How should you react when you blunder?

How should you react when you blunder?

"If you've made a mistake, or committed an inaccuracy, there is no need to become annoyed and to think that everything is lost. You have to re-orientate yourself quickly and find a new plan in the new situation"

Many of my games have collapsed like a house of cards following a blunder - throwing a great position away after hours of hard work.

Paul Keres also stated that you should let it go, collect yourself, and take a new cold objective look at your current position making new plans.

Jeremy Sillman, Mr. Imbalance, says you should take inventory of the imbalances due to the error.

All of this is easier said than done. How should one act after making a blunder?

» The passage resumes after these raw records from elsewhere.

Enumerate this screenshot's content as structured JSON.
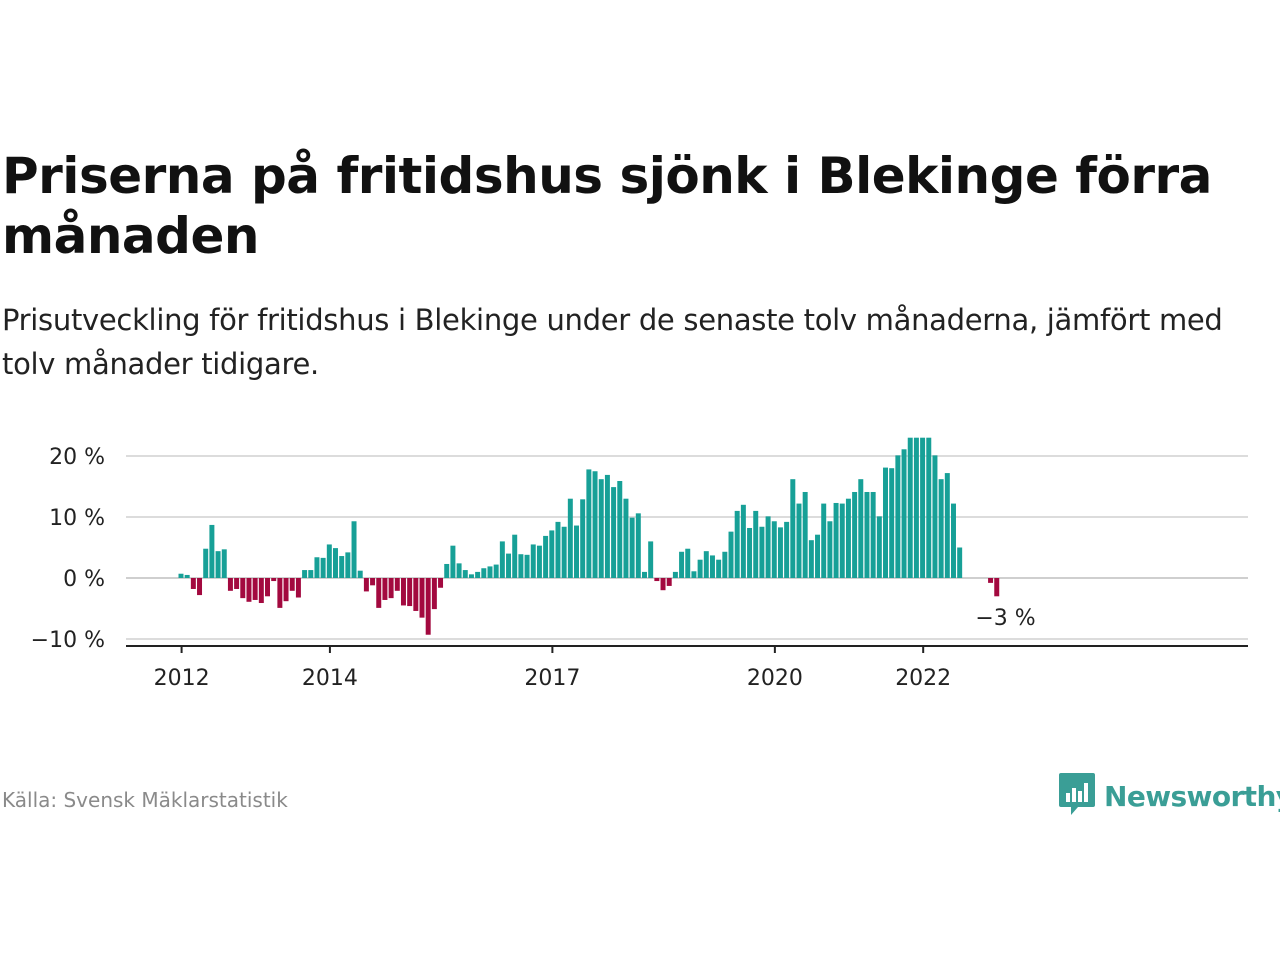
{
  "title": "Priserna på fritidshus sjönk i Blekinge förra månaden",
  "subtitle": "Prisutveckling för fritidshus i Blekinge under de senaste tolv månaderna, jämfört med tolv månader tidigare.",
  "source": "Källa: Svensk Mäklarstatistik",
  "brand": {
    "name": "Newsworthy",
    "icon": "newsworthy-logo-icon",
    "color": "#3a9e96"
  },
  "chart_data": {
    "type": "bar",
    "title": "",
    "xlabel": "",
    "ylabel": "",
    "ylim": [
      -10,
      23
    ],
    "grid": true,
    "y_ticks": [
      {
        "value": 20,
        "label": "20 %"
      },
      {
        "value": 10,
        "label": "10 %"
      },
      {
        "value": 0,
        "label": "0 %"
      },
      {
        "value": -10,
        "label": "−10 %"
      }
    ],
    "x_ticks": [
      {
        "date": "2012-01",
        "label": "2012"
      },
      {
        "date": "2014-01",
        "label": "2014"
      },
      {
        "date": "2017-01",
        "label": "2017"
      },
      {
        "date": "2020-01",
        "label": "2020"
      },
      {
        "date": "2022-01",
        "label": "2022"
      }
    ],
    "colors": {
      "positive": "#17a097",
      "negative": "#a3093f"
    },
    "annotation": {
      "date": "2023-02",
      "label": "−3 %"
    },
    "start": "2012-01",
    "values": [
      0.7,
      0.5,
      -1.8,
      -2.8,
      4.8,
      8.7,
      4.4,
      4.7,
      -2.1,
      -1.8,
      -3.3,
      -3.9,
      -3.6,
      -4.1,
      -3.0,
      -0.5,
      -4.9,
      -3.8,
      -2.1,
      -3.2,
      1.3,
      1.3,
      3.4,
      3.3,
      5.5,
      4.9,
      3.6,
      4.2,
      9.3,
      1.2,
      -2.2,
      -1.2,
      -4.9,
      -3.6,
      -3.3,
      -2.1,
      -4.5,
      -4.6,
      -5.4,
      -6.5,
      -9.3,
      -5.1,
      -1.6,
      2.3,
      5.3,
      2.4,
      1.3,
      0.6,
      1.0,
      1.6,
      1.9,
      2.2,
      6.0,
      4.0,
      7.1,
      3.9,
      3.8,
      5.5,
      5.3,
      6.9,
      7.8,
      9.2,
      8.4,
      13.0,
      8.6,
      12.9,
      17.8,
      17.5,
      16.2,
      16.9,
      14.9,
      15.9,
      13.0,
      9.9,
      10.6,
      1.0,
      6.0,
      -0.5,
      -2.0,
      -1.3,
      1.0,
      4.3,
      4.8,
      1.1,
      3.0,
      4.4,
      3.7,
      3.0,
      4.3,
      7.6,
      11.0,
      12.0,
      8.2,
      11.0,
      8.4,
      10.1,
      9.3,
      8.3,
      9.2,
      16.2,
      12.2,
      14.1,
      6.2,
      7.1,
      12.2,
      9.3,
      12.3,
      12.2,
      13.0,
      14.1,
      16.2,
      14.1,
      14.1,
      10.1,
      18.1,
      18.0,
      20.1,
      21.1,
      23.0,
      23.0,
      23.0,
      23.0,
      20.1,
      16.2,
      17.2,
      12.2,
      5.0,
      null,
      null,
      null,
      null,
      -0.8,
      -3.0
    ]
  }
}
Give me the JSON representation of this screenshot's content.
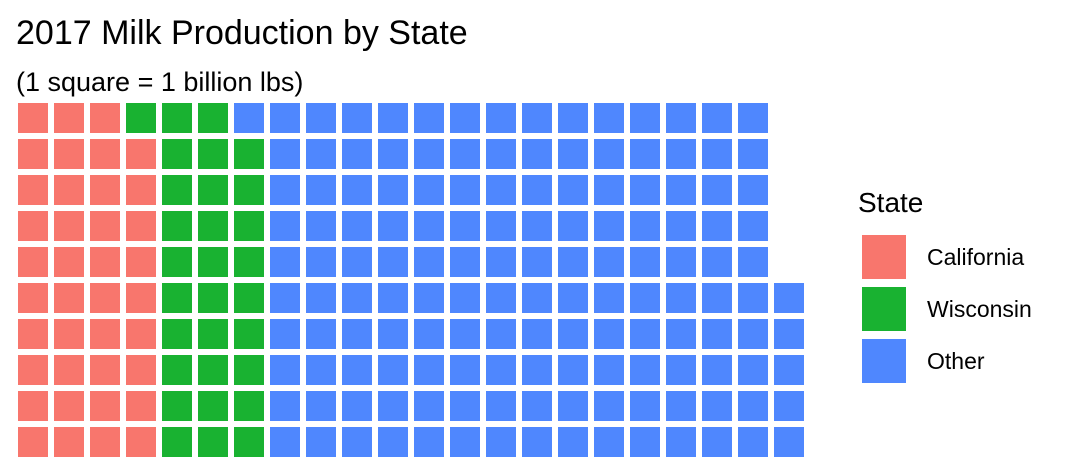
{
  "title": "2017 Milk Production by State",
  "subtitle": "(1 square = 1 billion lbs)",
  "chart_data": {
    "type": "waffle",
    "unit": "1 square = 1 billion lbs",
    "rows": 10,
    "fill_order": "column-major, bottom to top",
    "categories": [
      "California",
      "Wisconsin",
      "Other"
    ],
    "values": [
      39,
      30,
      146
    ],
    "colors": [
      "#F8766D",
      "#19B231",
      "#4F87FE"
    ],
    "legend": {
      "title": "State",
      "position": "right",
      "items": [
        {
          "label": "California",
          "color": "#F8766D"
        },
        {
          "label": "Wisconsin",
          "color": "#19B231"
        },
        {
          "label": "Other",
          "color": "#4F87FE"
        }
      ]
    }
  }
}
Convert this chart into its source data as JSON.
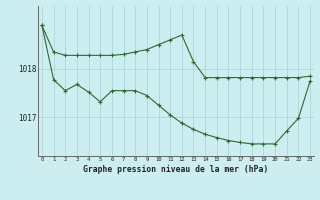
{
  "line1_x": [
    0,
    1,
    2,
    3,
    4,
    5,
    6,
    7,
    8,
    9,
    10,
    11,
    12,
    13,
    14,
    15,
    16,
    17,
    18,
    19,
    20,
    21,
    22,
    23
  ],
  "line1_y": [
    1018.9,
    1018.35,
    1018.28,
    1018.28,
    1018.28,
    1018.28,
    1018.28,
    1018.3,
    1018.35,
    1018.4,
    1018.5,
    1018.6,
    1018.7,
    1018.15,
    1017.82,
    1017.82,
    1017.82,
    1017.82,
    1017.82,
    1017.82,
    1017.82,
    1017.82,
    1017.82,
    1017.85
  ],
  "line2_x": [
    0,
    1,
    2,
    3,
    4,
    5,
    6,
    7,
    8,
    9,
    10,
    11,
    12,
    13,
    14,
    15,
    16,
    17,
    18,
    19,
    20,
    21,
    22,
    23
  ],
  "line2_y": [
    1018.9,
    1017.78,
    1017.55,
    1017.68,
    1017.52,
    1017.32,
    1017.55,
    1017.55,
    1017.55,
    1017.45,
    1017.25,
    1017.05,
    1016.88,
    1016.75,
    1016.65,
    1016.58,
    1016.52,
    1016.48,
    1016.45,
    1016.45,
    1016.45,
    1016.72,
    1016.98,
    1017.75
  ],
  "line_color": "#2d6a2d",
  "bg_color": "#cceef0",
  "grid_color": "#aad8dc",
  "xlabel": "Graphe pression niveau de la mer (hPa)",
  "yticks": [
    1017,
    1018
  ],
  "xticks": [
    0,
    1,
    2,
    3,
    4,
    5,
    6,
    7,
    8,
    9,
    10,
    11,
    12,
    13,
    14,
    15,
    16,
    17,
    18,
    19,
    20,
    21,
    22,
    23
  ],
  "ylim": [
    1016.2,
    1019.3
  ],
  "xlim": [
    -0.3,
    23.3
  ]
}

I think most people immediately get up and walk away from the board after making a mistake. This has happened so often to me that when my opponent suddenly gets up and walks away I take an extra long look. Myself, I try and keep a poker face, although I admit I have emotionally reacted right after making a mistake especially when I know I just threw the game away.

c.1340, from
O.N. blundra "shut one's eyes" (the oldest Eng. sense was "to stumble around
blindly"), from PIE base *bhlendh- (see
blind). Meaning "make
a stupid mistake" is first recorded 1711.

I love the word blunder - it's a perfect way to describe a major mistake. A lot better than error, or fumble. Bill Buckner's 1986 World Series error was a super blunder (although Sox Nation now forgives him as time heals all wounds.)

Another interesting category are the occasions when your opponent has not taken advantage of a winning situation they have. I remember a battle with the late George O'Rourke, whereabouts the 5th hour I was staring at a very subtle mate in 7 and it was obvious my opponent was focused on queenside activity thus missing it and me sitting: poker face, poker face. I won that game around an hour later, around 1am in the morning.

Similarly against my nemesis Mikhail Derazhne, had to sit with a poker face staring at mate, later going on to win.

Another interesting category of this type is when you make a losing blunder, which your opponent misses, and this creates such an unbalanced situation in the position that you actually obtain a forcing winning advantage due to not being punished.

The most demonstrative response I ever remember was when Jack Martin; having dropped a pawn scrambling in a critical situation against me; slowly got up, slowly stepped away from the table, took off has ball cap, threw it on the floor and drop kicked it down the isle al la Earl Weaver.

How do you react to blunders? Do you have any interesting stories about blundering? Do you have a better term for blunder than blunder?